Sweet Home Virginia
The Greenbrier features prominently among Arnold Palmer’s first and last professional successes, bookending an association that lasted more than 60 years
Arnold Palmer’s bond to The Greenbrier dates back to his rookie year on tour
In the 1950s the PGA clung to an arcane rule that touring pros could not pick-up official prize money until they had served a six-month apprenticeship on tour. So when The Greenbrier’s Professional Emeritus Sam Snead personally invited Arnold Palmer to his pro-am in May 1955—an unofficial tournament at which tour rookie Palmer was allowed to earn winnings—penniless Palmer didn’t hesitate.
Newly married Arnold and Winnie Palmer had spent the early season traveling between tournaments in Palmer’s beaten up two-door Ford, pulling along a trailer home.
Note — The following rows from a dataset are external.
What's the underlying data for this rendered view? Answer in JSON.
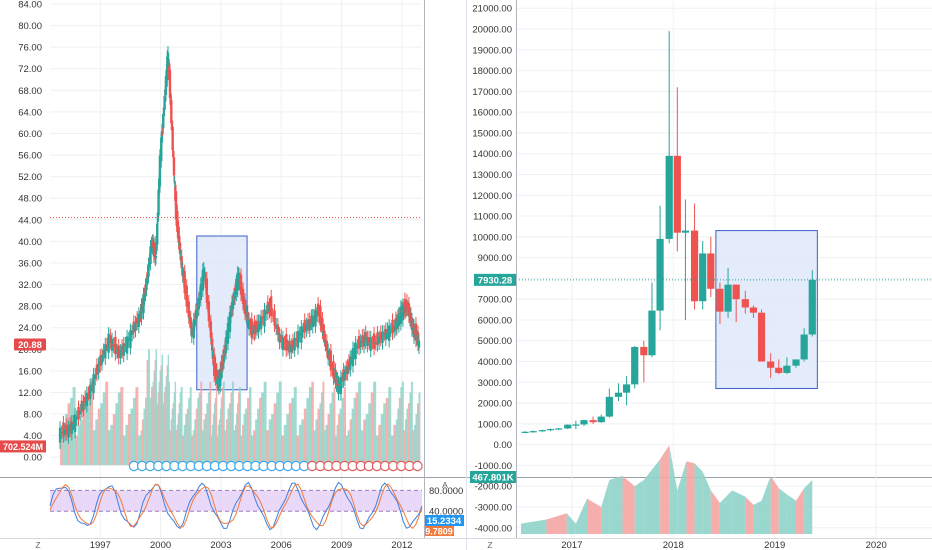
{
  "chart_data": [
    {
      "type": "candlestick",
      "yaxis": {
        "range": [
          -2,
          84
        ],
        "ticks": [
          "84.00",
          "80.00",
          "76.00",
          "72.00",
          "68.00",
          "64.00",
          "60.00",
          "56.00",
          "52.00",
          "48.00",
          "44.00",
          "40.00",
          "36.00",
          "32.00",
          "28.00",
          "24.00",
          "20.00",
          "16.00",
          "12.00",
          "8.00",
          "4.00",
          "0.00"
        ],
        "tick_values": [
          84,
          80,
          76,
          72,
          68,
          64,
          60,
          56,
          52,
          48,
          44,
          40,
          36,
          32,
          28,
          24,
          20,
          16,
          12,
          8,
          4,
          0
        ]
      },
      "xaxis": {
        "range": [
          1994.5,
          2013.0
        ],
        "ticks": [
          "1997",
          "2000",
          "2003",
          "2006",
          "2009",
          "2012"
        ],
        "tick_values": [
          1997,
          2000,
          2003,
          2006,
          2009,
          2012
        ]
      },
      "price_series": [
        [
          1995.0,
          4.5
        ],
        [
          1995.5,
          5
        ],
        [
          1996.0,
          8
        ],
        [
          1996.5,
          12
        ],
        [
          1997.0,
          17
        ],
        [
          1997.5,
          22
        ],
        [
          1998.0,
          19
        ],
        [
          1998.5,
          22
        ],
        [
          1999.0,
          26
        ],
        [
          1999.3,
          31
        ],
        [
          1999.6,
          40
        ],
        [
          1999.8,
          37
        ],
        [
          2000.0,
          55
        ],
        [
          2000.2,
          65
        ],
        [
          2000.4,
          75
        ],
        [
          2000.6,
          60
        ],
        [
          2000.8,
          45
        ],
        [
          2001.0,
          38
        ],
        [
          2001.3,
          30
        ],
        [
          2001.6,
          23
        ],
        [
          2001.9,
          28
        ],
        [
          2002.2,
          35
        ],
        [
          2002.5,
          24
        ],
        [
          2002.7,
          16
        ],
        [
          2002.9,
          14
        ],
        [
          2003.1,
          17
        ],
        [
          2003.4,
          24
        ],
        [
          2003.7,
          30
        ],
        [
          2003.9,
          34
        ],
        [
          2004.2,
          28
        ],
        [
          2004.6,
          23
        ],
        [
          2005.0,
          25
        ],
        [
          2005.5,
          28
        ],
        [
          2006.0,
          22
        ],
        [
          2006.5,
          20
        ],
        [
          2007.0,
          23
        ],
        [
          2007.5,
          25
        ],
        [
          2007.9,
          27
        ],
        [
          2008.2,
          22
        ],
        [
          2008.6,
          16
        ],
        [
          2008.9,
          13
        ],
        [
          2009.3,
          16
        ],
        [
          2009.7,
          20
        ],
        [
          2010.2,
          22
        ],
        [
          2010.7,
          21
        ],
        [
          2011.2,
          23
        ],
        [
          2011.7,
          24
        ],
        [
          2012.0,
          27
        ],
        [
          2012.3,
          28
        ],
        [
          2012.6,
          24
        ],
        [
          2012.9,
          21
        ]
      ],
      "last_price": "20.88",
      "resistance_level": 44.4,
      "highlight_box": {
        "x": [
          2001.8,
          2004.3
        ],
        "y": [
          12.5,
          41
        ]
      },
      "volume_label": "702.524M",
      "oscillator": {
        "ylim": [
          0,
          100
        ],
        "levels": [
          "80.0000",
          "40.0000"
        ],
        "level_values": [
          80,
          40
        ],
        "value_label": "15.2334",
        "value2_label": "9.7809"
      },
      "axis_corner_label": "Z",
      "axis_auto_label": "A"
    },
    {
      "type": "candlestick",
      "yaxis": {
        "range": [
          -4300,
          21300
        ],
        "ticks": [
          "21000.00",
          "20000.00",
          "19000.00",
          "18000.00",
          "17000.00",
          "16000.00",
          "15000.00",
          "14000.00",
          "13000.00",
          "12000.00",
          "11000.00",
          "10000.00",
          "9000.00",
          "8000.00",
          "7000.00",
          "6000.00",
          "5000.00",
          "4000.00",
          "3000.00",
          "2000.00",
          "1000.00",
          "0.00",
          "-1000.00",
          "-2000.00",
          "-3000.00",
          "-4000.00"
        ],
        "tick_values": [
          21000,
          20000,
          19000,
          18000,
          17000,
          16000,
          15000,
          14000,
          13000,
          12000,
          11000,
          10000,
          9000,
          8000,
          7000,
          6000,
          5000,
          4000,
          3000,
          2000,
          1000,
          0,
          -1000,
          -2000,
          -3000,
          -4000
        ]
      },
      "xaxis": {
        "range": [
          2016.45,
          2020.55
        ],
        "ticks": [
          "2017",
          "2018",
          "2019",
          "2020"
        ],
        "tick_values": [
          2017,
          2018,
          2019,
          2020
        ]
      },
      "candles": [
        {
          "t": 2016.54,
          "o": 600,
          "h": 650,
          "l": 550,
          "c": 620
        },
        {
          "t": 2016.62,
          "o": 620,
          "h": 680,
          "l": 580,
          "c": 650
        },
        {
          "t": 2016.71,
          "o": 650,
          "h": 720,
          "l": 600,
          "c": 700
        },
        {
          "t": 2016.79,
          "o": 700,
          "h": 780,
          "l": 650,
          "c": 750
        },
        {
          "t": 2016.87,
          "o": 750,
          "h": 800,
          "l": 700,
          "c": 780
        },
        {
          "t": 2016.96,
          "o": 780,
          "h": 980,
          "l": 750,
          "c": 960
        },
        {
          "t": 2017.04,
          "o": 960,
          "h": 1150,
          "l": 750,
          "c": 970
        },
        {
          "t": 2017.12,
          "o": 970,
          "h": 1200,
          "l": 900,
          "c": 1180
        },
        {
          "t": 2017.21,
          "o": 1180,
          "h": 1350,
          "l": 1000,
          "c": 1080
        },
        {
          "t": 2017.29,
          "o": 1080,
          "h": 1450,
          "l": 1050,
          "c": 1350
        },
        {
          "t": 2017.37,
          "o": 1350,
          "h": 2700,
          "l": 1300,
          "c": 2300
        },
        {
          "t": 2017.46,
          "o": 2300,
          "h": 2950,
          "l": 2100,
          "c": 2500
        },
        {
          "t": 2017.54,
          "o": 2500,
          "h": 3300,
          "l": 1900,
          "c": 2900
        },
        {
          "t": 2017.62,
          "o": 2900,
          "h": 4750,
          "l": 2700,
          "c": 4700
        },
        {
          "t": 2017.71,
          "o": 4700,
          "h": 5000,
          "l": 3000,
          "c": 4300
        },
        {
          "t": 2017.79,
          "o": 4300,
          "h": 7800,
          "l": 4200,
          "c": 6450
        },
        {
          "t": 2017.87,
          "o": 6450,
          "h": 11500,
          "l": 5500,
          "c": 9900
        },
        {
          "t": 2017.96,
          "o": 9900,
          "h": 19900,
          "l": 9700,
          "c": 13900
        },
        {
          "t": 2018.04,
          "o": 13900,
          "h": 17200,
          "l": 9300,
          "c": 10200
        },
        {
          "t": 2018.12,
          "o": 10200,
          "h": 11800,
          "l": 6000,
          "c": 10300
        },
        {
          "t": 2018.21,
          "o": 10300,
          "h": 11600,
          "l": 6500,
          "c": 6900
        },
        {
          "t": 2018.29,
          "o": 6900,
          "h": 9800,
          "l": 6500,
          "c": 9200
        },
        {
          "t": 2018.37,
          "o": 9200,
          "h": 10000,
          "l": 7100,
          "c": 7500
        },
        {
          "t": 2018.46,
          "o": 7500,
          "h": 7800,
          "l": 5800,
          "c": 6400
        },
        {
          "t": 2018.54,
          "o": 6400,
          "h": 8500,
          "l": 6100,
          "c": 7700
        },
        {
          "t": 2018.62,
          "o": 7700,
          "h": 7700,
          "l": 5900,
          "c": 7000
        },
        {
          "t": 2018.71,
          "o": 7000,
          "h": 7400,
          "l": 6300,
          "c": 6600
        },
        {
          "t": 2018.79,
          "o": 6600,
          "h": 6700,
          "l": 6100,
          "c": 6350
        },
        {
          "t": 2018.87,
          "o": 6350,
          "h": 6500,
          "l": 4000,
          "c": 4000
        },
        {
          "t": 2018.96,
          "o": 4000,
          "h": 4400,
          "l": 3200,
          "c": 3700
        },
        {
          "t": 2019.04,
          "o": 3700,
          "h": 4100,
          "l": 3400,
          "c": 3450
        },
        {
          "t": 2019.12,
          "o": 3450,
          "h": 4200,
          "l": 3400,
          "c": 3800
        },
        {
          "t": 2019.21,
          "o": 3800,
          "h": 4100,
          "l": 3700,
          "c": 4100
        },
        {
          "t": 2019.29,
          "o": 4100,
          "h": 5600,
          "l": 4000,
          "c": 5300
        },
        {
          "t": 2019.37,
          "o": 5300,
          "h": 8400,
          "l": 5200,
          "c": 7930
        }
      ],
      "volume": [
        [
          2016.5,
          -3800
        ],
        [
          2016.75,
          -3600
        ],
        [
          2016.95,
          -3300
        ],
        [
          2017.04,
          -3800
        ],
        [
          2017.15,
          -2600
        ],
        [
          2017.29,
          -3000
        ],
        [
          2017.37,
          -1700
        ],
        [
          2017.5,
          -1500
        ],
        [
          2017.62,
          -2000
        ],
        [
          2017.71,
          -1700
        ],
        [
          2017.87,
          -700
        ],
        [
          2017.96,
          -30
        ],
        [
          2018.04,
          -2200
        ],
        [
          2018.13,
          -800
        ],
        [
          2018.21,
          -900
        ],
        [
          2018.29,
          -1300
        ],
        [
          2018.37,
          -2200
        ],
        [
          2018.46,
          -2800
        ],
        [
          2018.58,
          -2200
        ],
        [
          2018.71,
          -2500
        ],
        [
          2018.79,
          -2900
        ],
        [
          2018.87,
          -2700
        ],
        [
          2018.96,
          -1500
        ],
        [
          2019.04,
          -2100
        ],
        [
          2019.12,
          -2400
        ],
        [
          2019.21,
          -2700
        ],
        [
          2019.29,
          -2100
        ],
        [
          2019.37,
          -1700
        ]
      ],
      "last_price": "7930.28",
      "last_price_value": 7930.28,
      "highlight_box": {
        "x": [
          2018.42,
          2019.42
        ],
        "y": [
          2700,
          10300
        ]
      },
      "volume_label": "467.801K",
      "axis_corner_label": "Z"
    }
  ],
  "colors": {
    "up": "#26a69a",
    "down": "#ef5350",
    "volume_up": "#8fd3c9",
    "volume_down": "#f4a5a3",
    "box_fill": "#dbe6fb",
    "box_stroke": "#3b5ec4",
    "resistance": "#e54b4b",
    "last_price_right": "#26a69a",
    "oscillator_band": "#e1c8f5",
    "oscillator_blue": "#3f7fe0",
    "oscillator_orange": "#f07a3c",
    "oscillator_value_bg": "#2196f3",
    "oscillator_value2_bg": "#f07a3c",
    "volume_label_bg": "#e54b4b",
    "volume_label_bg_right": "#26a69a"
  }
}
At The Greenbrier, Palmer and amateur partner Spencer Olin tied for first in the pro-am, while Palmer finished third in the pro division. Palmer collected prize money of $1,500 before Olin gave him a $5,000 share from the amateurs’ Calcutta pool. It was the biggest check of Palmer’s fledgling career to that point and as a result, the old Ford was succeeded by a Chrysler New Yorker, a car much better suited to cruising coast to coast.
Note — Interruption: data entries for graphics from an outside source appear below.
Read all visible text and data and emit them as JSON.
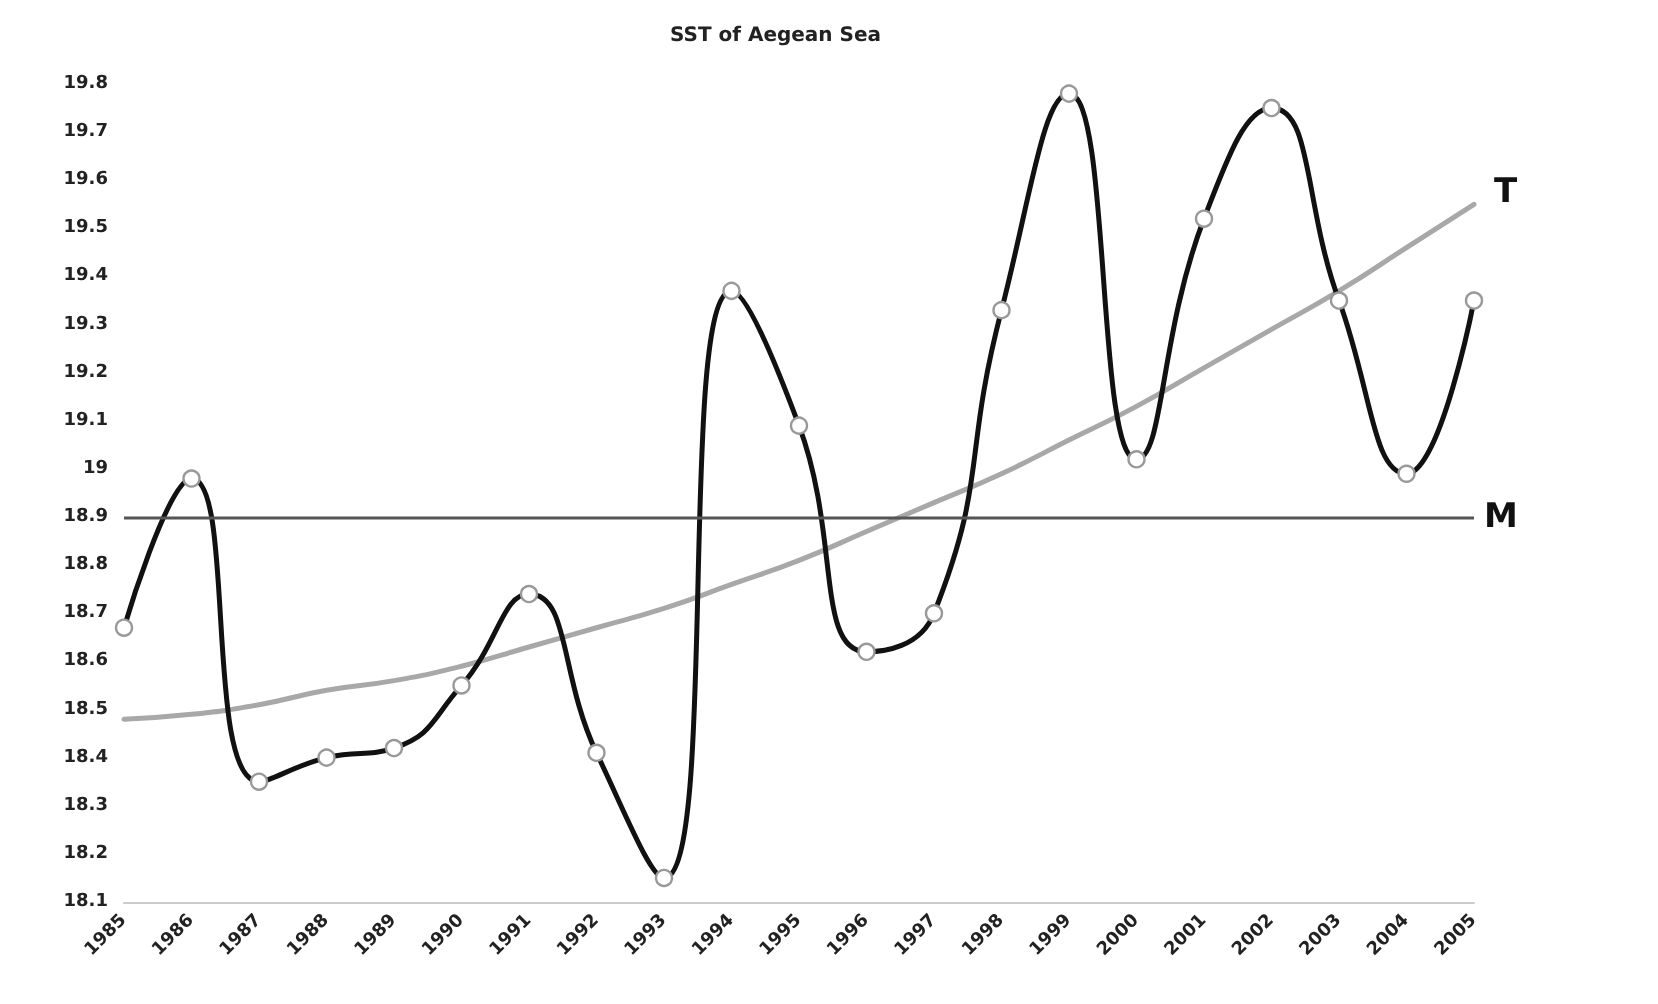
{
  "chart_data": {
    "type": "line",
    "title": "SST of Aegean Sea",
    "categories": [
      "1985",
      "1986",
      "1987",
      "1988",
      "1989",
      "1990",
      "1991",
      "1992",
      "1993",
      "1994",
      "1995",
      "1996",
      "1997",
      "1998",
      "1999",
      "2000",
      "2001",
      "2002",
      "2003",
      "2004",
      "2005"
    ],
    "series": [
      {
        "color": "#111111",
        "marker": "circle",
        "values": [
          18.67,
          18.98,
          18.35,
          18.4,
          18.42,
          18.55,
          18.74,
          18.41,
          18.15,
          19.37,
          19.09,
          18.62,
          18.7,
          19.33,
          19.78,
          19.02,
          19.52,
          19.75,
          19.35,
          18.99,
          19.35
        ]
      },
      {
        "name": "T",
        "color": "#a8a8a8",
        "marker": "none",
        "values": [
          18.48,
          18.49,
          18.51,
          18.54,
          18.56,
          18.59,
          18.63,
          18.67,
          18.71,
          18.76,
          18.81,
          18.87,
          18.93,
          18.99,
          19.06,
          19.13,
          19.21,
          19.29,
          19.37,
          19.46,
          19.55
        ]
      }
    ],
    "ylim": [
      18.1,
      19.8
    ],
    "yticks": [
      18.1,
      18.2,
      18.3,
      18.4,
      18.5,
      18.6,
      18.7,
      18.8,
      18.9,
      19,
      19.1,
      19.2,
      19.3,
      19.4,
      19.5,
      19.6,
      19.7,
      19.8
    ],
    "ref_lines": [
      {
        "axis": "y",
        "value": 18.9,
        "label": "M",
        "color": "#555555"
      }
    ],
    "grid": false,
    "legend": false,
    "line_style": "solid"
  }
}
Palmer’s friendship with Snead would last the rest of their lives and Palmer would often return to The Greenbrier. He was ideally placed, then, to team up with old friends Jack Nicklaus, Gary Player and Lee Trevino to co-design The Greenbrier’s latest golf gem, a revived and extended Oakhurst Links. The 18-hole championship course is planned for the site where the original nine-hole Oakhurst Links thought to have been established back in 1884, which would make it America’s very first golf course.
The Oakhurst Links revival marks the one and only time these four legends of the modern game collaborated on course design. Construction is yet to begin but Jim Justice, Governor of West Virginia and owner of The Greenbrier, hopes that pooling the talent of four of golf ’s all-time greats will help to establish Oakhurst Links as a major venue of the future.
“Why not have the U.S. open in West Virginia,” demands Justice. “How could the USGA turn their back on these four icons and their golf course? We can do things in West Virginia.”